Of course, even when you have great insurance and access to “everything”, it is not always better. Sometimes if you are too well-insured you get too much care, tests and procedures and drugs that can put you at risk of harm. And even in the “best” facilities things don’t always go well – medical errors are common, communication can be poor, and even when there are no screwups bad things can happen. Donald Berwick, head of the Institute for Healthcare Improvement (IHI), and former interim head of the Center for Medicare and Medicaid Services (CMS) talks about the US perhaps having the best “rescue care” in the world. But even that is not so good; many IHI initiatives are focused on changing that system to work better, including improvement capability, patient safety, and population health. Anyone who has been sick, or in the hospital, or had a close friend or relative in such a situation recently, can testify to the failings of our health care delivery system even for the well-insured.

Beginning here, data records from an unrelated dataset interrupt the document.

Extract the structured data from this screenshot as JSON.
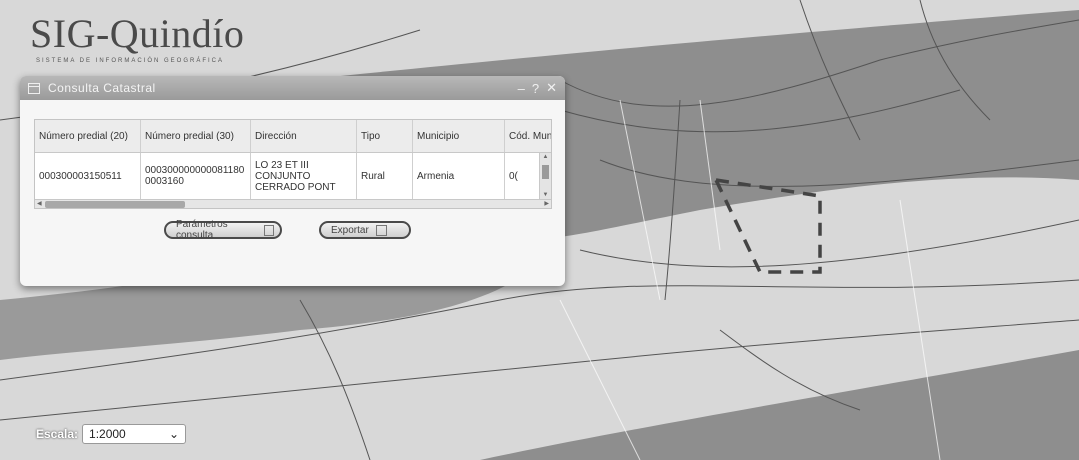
{
  "logo": {
    "title": "SIG-Quindío",
    "subtitle": "SISTEMA DE INFORMACIÓN GEOGRÁFICA"
  },
  "panel": {
    "title": "Consulta Catastral",
    "controls": [
      "–",
      "?",
      "✕"
    ],
    "columns": [
      "Número predial (20)",
      "Número predial (30)",
      "Dirección",
      "Tipo",
      "Municipio",
      "Cód. Muni"
    ],
    "row": {
      "predial20": "000300003150511",
      "predial30": "000300000000081180 0003160",
      "direccion": "LO 23 ET III CONJUNTO CERRADO PONT",
      "tipo": "Rural",
      "municipio": "Armenia",
      "cod": "0("
    },
    "buttons": {
      "params": "Parámetros consulta",
      "export": "Exportar"
    }
  },
  "scale": {
    "label": "Escala:",
    "value": "1:2000"
  },
  "colors": {
    "map_light": "#d8d8d8",
    "map_dark": "#8e8e8e",
    "parcel_outline": "#444444"
  },
  "icons": [
    "window-icon",
    "minimize-icon",
    "help-icon",
    "close-icon",
    "popup-icon",
    "chevron-down-icon"
  ]
}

So the situation in the US was not good up until now, and will almost certainly get worse with #Trumpcare. Many of the people who will suffer most are those who voted for the President and the GOP members of Congress. Maybe they think that the bad things will not happen to them and their families, but only to “others”.  But they will, and we need to move up in the rankings, to be closer to other OECD countries.

Maybe the solution for the US is not to mimic France, or Italy, or Canada. But whatever the solution is, it has to pass the empiric “does it make our people’s health better?” test. And clearly #Trumpcare will not.